Curbing organisational fraud requires a combination of awareness, education and enforcement, says Anna Collard, SVP of Content Strategy & Evangelist at KnowBe4 Africa
Marking International Fraud Awareness Week this week, Collard says: “Fraud is one of the most common causes of financial losses from organisations around the world, with an estimated 5% of annual revenues lost to fraud. And fraud is not limited to large enterprises: according to the Association of Certified Fraud Examiners (ACFE) 2020 Report to the Nations, certain fraud risks, including billing and payroll fraud and check and payment tampering, are more likely in small businesses than large organisations.
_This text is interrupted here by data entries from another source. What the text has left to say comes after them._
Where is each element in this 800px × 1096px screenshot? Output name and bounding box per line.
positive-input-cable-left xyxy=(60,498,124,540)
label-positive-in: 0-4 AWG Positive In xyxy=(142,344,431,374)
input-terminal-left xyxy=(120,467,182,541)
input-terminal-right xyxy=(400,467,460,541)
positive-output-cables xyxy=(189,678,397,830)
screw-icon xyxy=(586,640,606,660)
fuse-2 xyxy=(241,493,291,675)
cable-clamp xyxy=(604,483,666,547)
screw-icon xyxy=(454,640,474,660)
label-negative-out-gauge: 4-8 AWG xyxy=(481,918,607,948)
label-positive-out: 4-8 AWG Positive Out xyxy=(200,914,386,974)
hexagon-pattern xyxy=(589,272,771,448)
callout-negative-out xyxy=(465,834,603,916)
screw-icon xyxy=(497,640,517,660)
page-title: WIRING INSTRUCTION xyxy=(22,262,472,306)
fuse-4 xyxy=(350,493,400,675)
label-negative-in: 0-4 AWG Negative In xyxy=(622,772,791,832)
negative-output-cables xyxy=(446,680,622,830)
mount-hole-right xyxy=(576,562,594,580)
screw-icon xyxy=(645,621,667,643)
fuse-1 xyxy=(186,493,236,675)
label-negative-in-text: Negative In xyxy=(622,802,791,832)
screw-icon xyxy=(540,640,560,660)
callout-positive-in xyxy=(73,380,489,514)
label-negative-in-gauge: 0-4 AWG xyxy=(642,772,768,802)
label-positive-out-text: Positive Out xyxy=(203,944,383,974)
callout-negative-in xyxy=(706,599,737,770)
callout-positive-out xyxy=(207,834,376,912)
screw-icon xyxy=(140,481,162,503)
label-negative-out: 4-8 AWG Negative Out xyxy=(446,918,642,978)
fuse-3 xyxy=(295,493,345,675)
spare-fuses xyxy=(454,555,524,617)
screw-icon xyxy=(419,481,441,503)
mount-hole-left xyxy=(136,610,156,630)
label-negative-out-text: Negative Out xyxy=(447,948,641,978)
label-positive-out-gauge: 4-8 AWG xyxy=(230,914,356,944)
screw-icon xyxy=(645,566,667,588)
Even non-profit organisations are susceptible to fraud, mostly due to corruption, billing and expense reimbursement fraud.”
To curb fraud, Collard believes it is important for organisations and their employees to be aware of the reasons people commit fraud, and the common red flags that should arouse suspicion.
“People commit fraud for a range of reasons – they may be under financial or personal pressure, feel a need to live the high life or perform better than their peers; and they may see an opportunity and rationalise their taking advantage of it by thinking they deserve to take something from the company, or that they intend to pay it back,” she says.
“There are common red flags that should alert companies and colleagues to take a closer look at the potential for fraud,” she says. “These include people going through a dramatic life event such as divorce or financial difficulties, or people suddenly living beyond their means. In fact, the ACFE report indicates that 42% of occupational fraudsters were living beyond their means, and 26% were experiencing financial difficulties.” Collard notes that other red flags include an unusually close association with a vendor or customer; unusual irritability or suspiciousness, an unwillingness to share their duties and a tendency to work late and never take leave.
Most of the occupational frauds are committed by people with the opportunity – those in operations, accounting, upper management, sales and customer service, and most of them are committed by people who have worked in an organisation from one to five years – long enough to have spotted weaknesses in the internal controls. Those who had worked at the organisation for at least six years caused twice the loss of less tenured employees, the ACFE report found. Sixty-four percent of occupational fraudsters had a university degree or higher, and most have no criminal history.
“To the untrained observer, a highly educated long-serving employee may seem to be the last person you’d expect to commit fraud; but this is not the case,” says Collard. This is why it is crucial that organisations implement fraud awareness and training programmes, and ensure that the appropriate reporting mechanisms are in place.”